Is it OK if my Child Drinks Clear Soda? Is it Better for You? Dr. Raj Dives in
Parents wonder, are clear sodas really healthier than dark sodas? It looks clear, it’s not brown, it smells like lemon-lime…it must be OK, right? Not so much.
By Dr. Raj, Cook Children's Pediatrics Frisco
During routine yearly checkups, we ask about your child’s nutrition including soda consumption. When I ask this, parents often respond, “no doc, we don’t give him/her soda," but add that if they do drink soda, it's clear, such as Sprite, 7up, Sierra Mist), etc. But parents wonder, are clear sodas really healthier than dark sodas? It looks clear, it’s not brown, it smells like lemon-lime…it must be OK, right? Not so much. Let’s look into this a little further.
So first let’s first start with the simple fact that clear sodas are still soda! We discourage sodas for several reasons but mainly for the sugar content. For example, a can of Sprite has 38 grams of sugar and a can of Coke has 39 g of sugar.

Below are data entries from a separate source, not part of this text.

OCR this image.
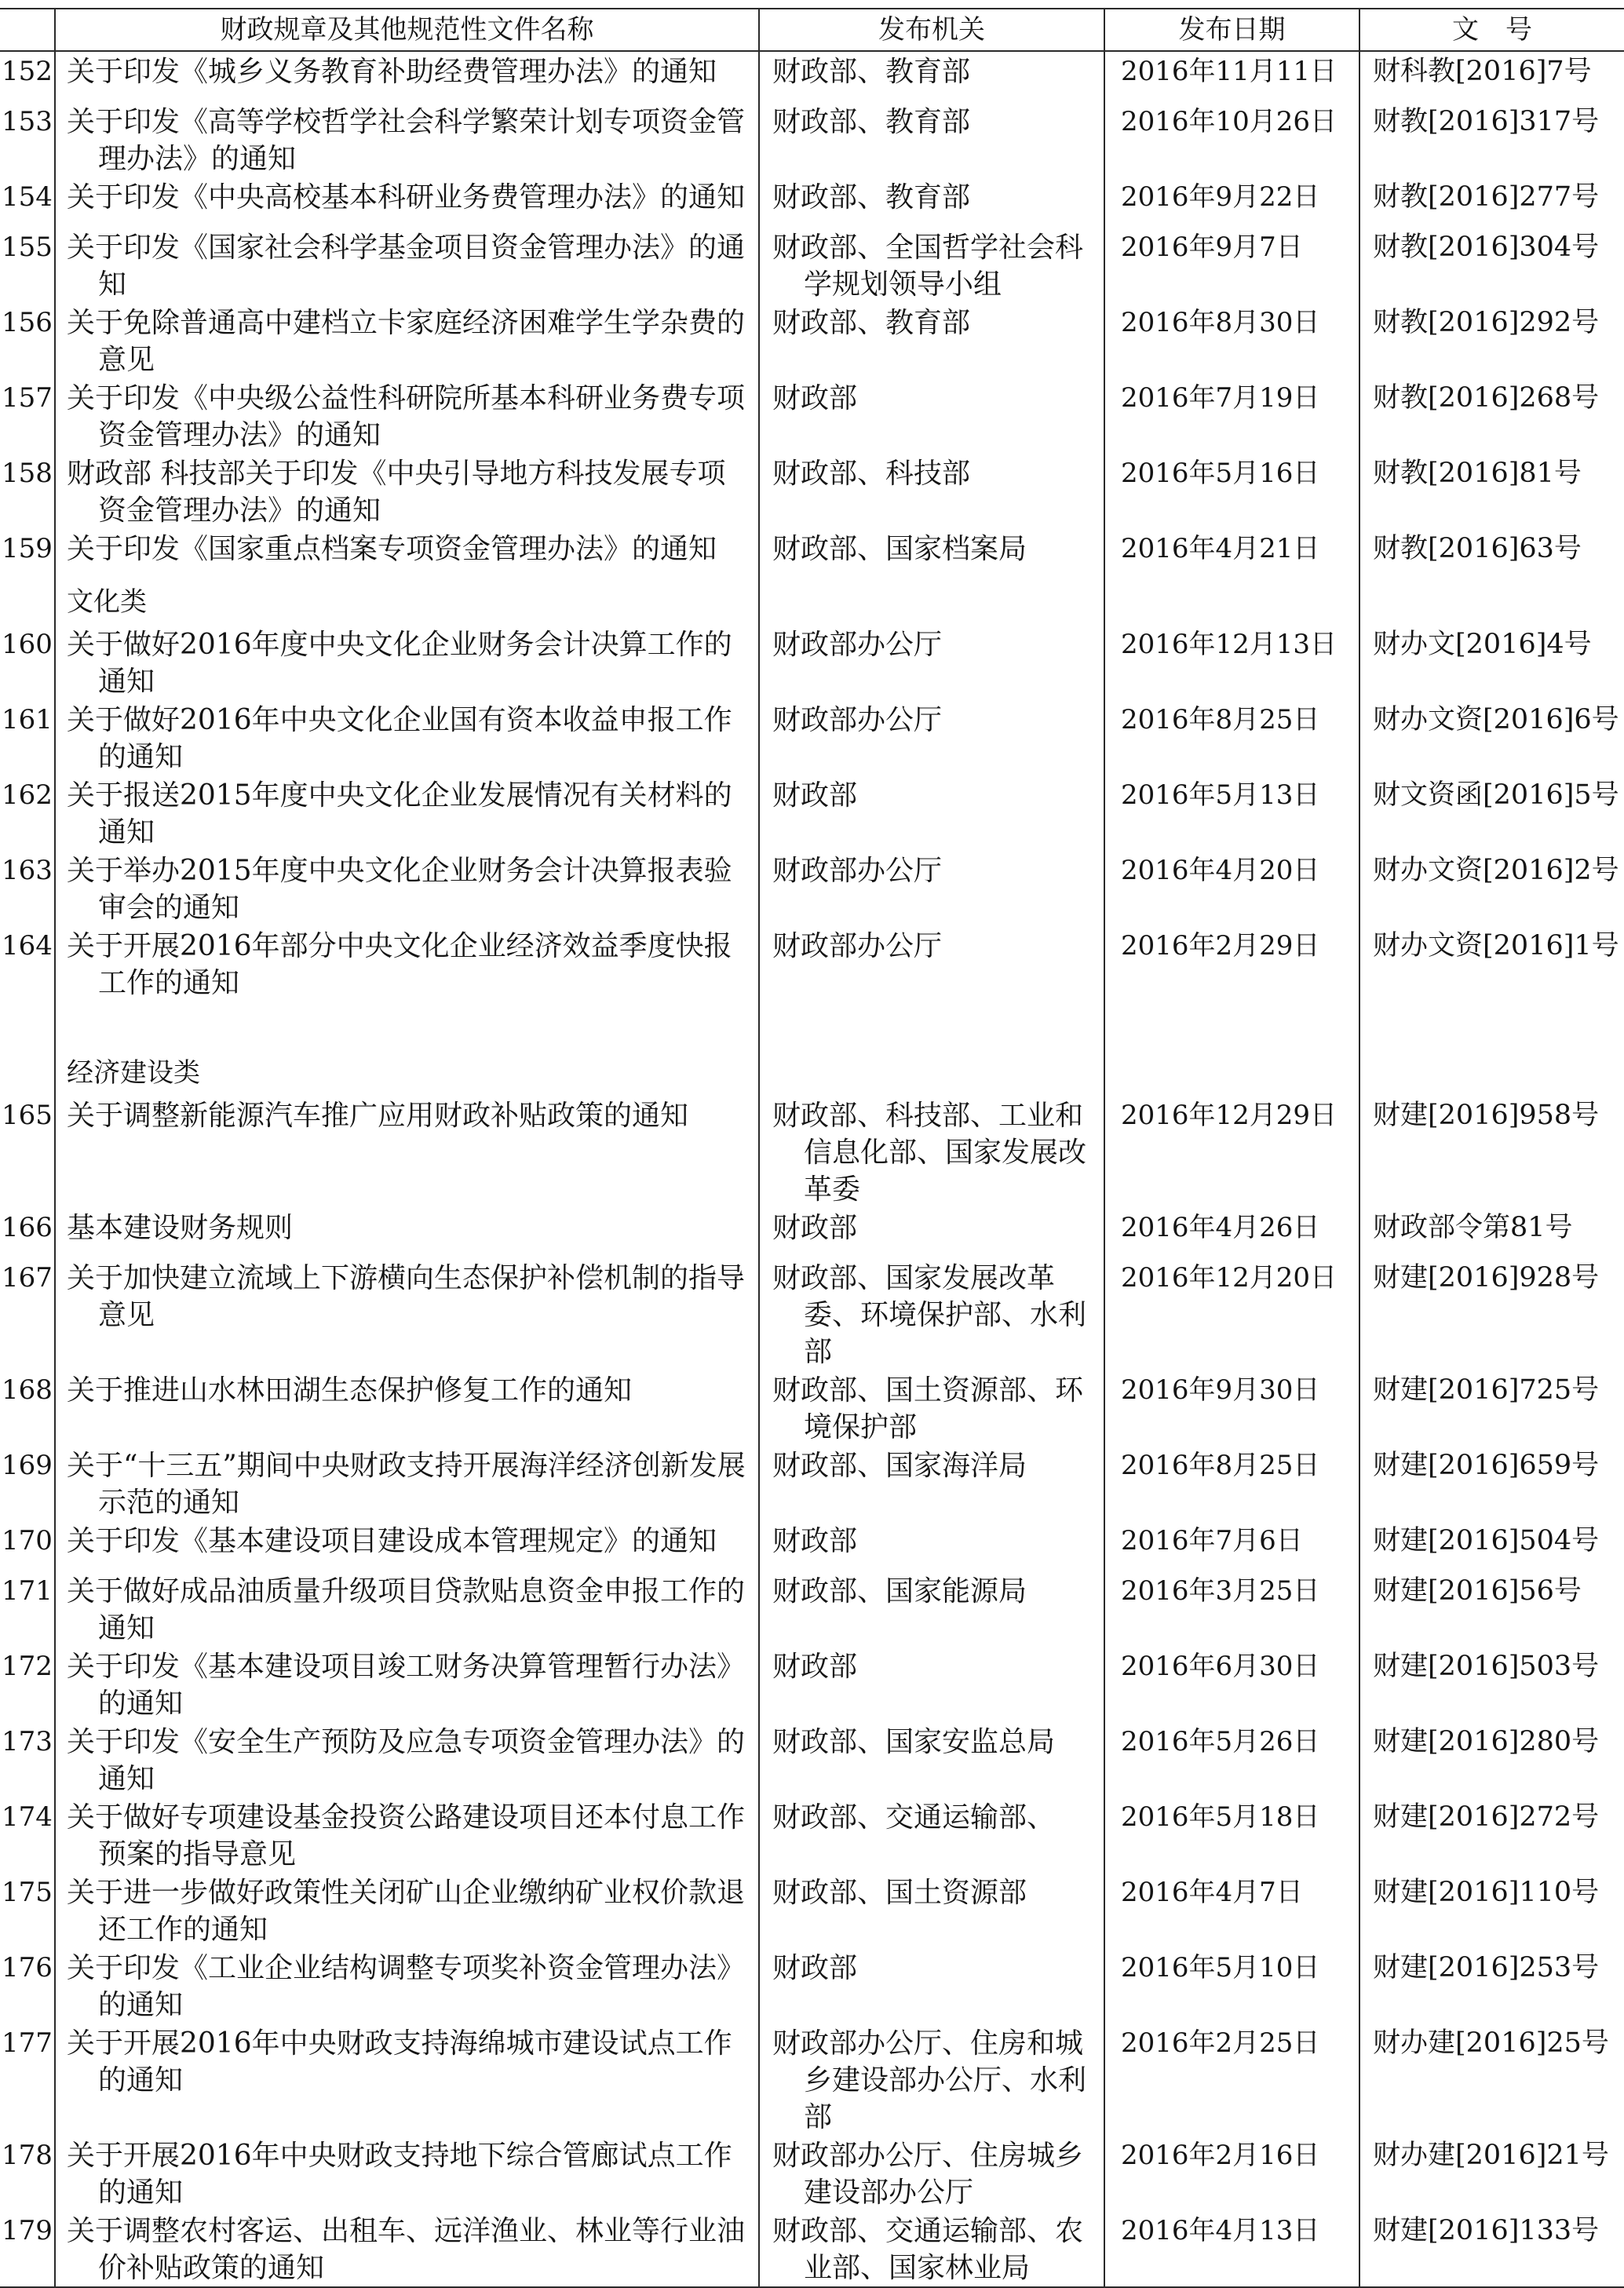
	财政规章及其他规范性文件名称	发布机关	发布日期	文　号
152	关于印发《城乡义务教育补助经费管理办法》的通知	财政部、教育部	2016年11月11日	财科教[2016]7号
153	关于印发《高等学校哲学社会科学繁荣计划专项资金管理办法》的通知	财政部、教育部	2016年10月26日	财教[2016]317号
154	关于印发《中央高校基本科研业务费管理办法》的通知	财政部、教育部	2016年9月22日	财教[2016]277号
155	关于印发《国家社会科学基金项目资金管理办法》的通知	财政部、全国哲学社会科学规划领导小组	2016年9月7日	财教[2016]304号
156	关于免除普通高中建档立卡家庭经济困难学生学杂费的意见	财政部、教育部	2016年8月30日	财教[2016]292号
157	关于印发《中央级公益性科研院所基本科研业务费专项资金管理办法》的通知	财政部	2016年7月19日	财教[2016]268号
158	财政部 科技部关于印发《中央引导地方科技发展专项资金管理办法》的通知	财政部、科技部	2016年5月16日	财教[2016]81号
159	关于印发《国家重点档案专项资金管理办法》的通知	财政部、国家档案局	2016年4月21日	财教[2016]63号
	文化类			
160	关于做好2016年度中央文化企业财务会计决算工作的通知	财政部办公厅	2016年12月13日	财办文[2016]4号
161	关于做好2016年中央文化企业国有资本收益申报工作的通知	财政部办公厅	2016年8月25日	财办文资[2016]6号
162	关于报送2015年度中央文化企业发展情况有关材料的通知	财政部	2016年5月13日	财文资函[2016]5号
163	关于举办2015年度中央文化企业财务会计决算报表验审会的通知	财政部办公厅	2016年4月20日	财办文资[2016]2号
164	关于开展2016年部分中央文化企业经济效益季度快报工作的通知	财政部办公厅	2016年2月29日	财办文资[2016]1号
	经济建设类			
165	关于调整新能源汽车推广应用财政补贴政策的通知	财政部、科技部、工业和信息化部、国家发展改革委	2016年12月29日	财建[2016]958号
166	基本建设财务规则	财政部	2016年4月26日	财政部令第81号
167	关于加快建立流域上下游横向生态保护补偿机制的指导意见	财政部、国家发展改革委、环境保护部、水利部	2016年12月20日	财建[2016]928号
168	关于推进山水林田湖生态保护修复工作的通知	财政部、国土资源部、环境保护部	2016年9月30日	财建[2016]725号
169	关于“十三五”期间中央财政支持开展海洋经济创新发展示范的通知	财政部、国家海洋局	2016年8月25日	财建[2016]659号
170	关于印发《基本建设项目建设成本管理规定》的通知	财政部	2016年7月6日	财建[2016]504号
171	关于做好成品油质量升级项目贷款贴息资金申报工作的通知	财政部、国家能源局	2016年3月25日	财建[2016]56号
172	关于印发《基本建设项目竣工财务决算管理暂行办法》的通知	财政部	2016年6月30日	财建[2016]503号
173	关于印发《安全生产预防及应急专项资金管理办法》的通知	财政部、国家安监总局	2016年5月26日	财建[2016]280号
174	关于做好专项建设基金投资公路建设项目还本付息工作预案的指导意见	财政部、交通运输部、	2016年5月18日	财建[2016]272号
175	关于进一步做好政策性关闭矿山企业缴纳矿业权价款退还工作的通知	财政部、国土资源部	2016年4月7日	财建[2016]110号
176	关于印发《工业企业结构调整专项奖补资金管理办法》的通知	财政部	2016年5月10日	财建[2016]253号
177	关于开展2016年中央财政支持海绵城市建设试点工作的通知	财政部办公厅、住房和城乡建设部办公厅、水利部	2016年2月25日	财办建[2016]25号
178	关于开展2016年中央财政支持地下综合管廊试点工作的通知	财政部办公厅、住房城乡建设部办公厅	2016年2月16日	财办建[2016]21号
179	关于调整农村客运、出租车、远洋渔业、林业等行业油价补贴政策的通知	财政部、交通运输部、农业部、国家林业局	2016年4月13日	财建[2016]133号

So you can see there’s not much of a difference between the two. That’s about 9 teaspoons of sugar in one can!!
Studies show that kids who drink more than 10% of their daily calories from added sugar are more likely to have abnormal cholesterol levels and a higher chance of getting Type 2 diabetes.
The other main reason we discourage sodas is the caffeine content. It is true that clear sodas do not have caffeine. However, there are many other options for a hydrating drink without sugar such as good old-fashioned water. If your child does not like water, try adding fresh fruit or mint or from time to time try a zero-sugar sparkling water to satisfy that craving for “fizz.”
So what about diet sodas? Most experts would recommend that children should avoid diet sodas in kids. Many diet sodas are sweetened with artificial sweeteners and long terms effects are still not clear.
There you have it! Clear soda is not a healthy choice for a drink. Opt for water!
Get to know Sandeepa Rajadhyaksha, MD, of Cook Children's Pediatrics Frisco.
Dr. Raj was raised in Baltimore, Maryland. She attended college at University of Maryland Baltimore County (UMBC) where she graduated Summa Cum Laude with a Bachelor of Science in Biology. After graduating medical school at University of Maryland School of Medicine, she went on to complete her pediatric residency at University of Medicine and Dentistry, New Jersey Robert Wood Johnson Hospital (now part of the Rutgers System). After residency, she moved to Texas which she has considered home since 2005.
Dr. Raj has worked in the DFW Metroplex for over 13 years. During this time she served as a lead physician and Associate Medical Director for several outpatient offices. As a leader at her prior organization, she worked to ensure the delivery of high-quality care to children across the metroplex. She has been a member of the American Academy of Pediatrics (AAP), Texas Medical Association (TMA), Texas Pediatric Society and Collin-Fannin County Medical Society. Dr. Raj has a passion for preventative medicine. She believes that good health is a culmination of five factors, four of which are lifestyle choices— nutrition, exercise, safety, emotional well-being and genetics/other. She believes in starting these healthy habits from a young age and enjoys spending time discussing these topics with families.
When not in the office, Dr. Raj enjoys spending time with her family including her husband, two sons and dog, Lucky. She loves sports and will cheer for Dallas teams—as long as they are not playing her beloved Baltimore Orioles and Ravens! She was thrilled when her #16 seed UMBC beat the #1 seed in the 2018 NCAA Men's Basketball tournament! She loves baking, traveling, getting in her daily steps, and relaxing with a good book.
Dr. Raj feels there is no job more important, more difficult or more rewarding than that of being a parent. Every child, family and situation is unique. She looks forward to getting to know your family and partnering with you in order to deliver quality healthcare to your child."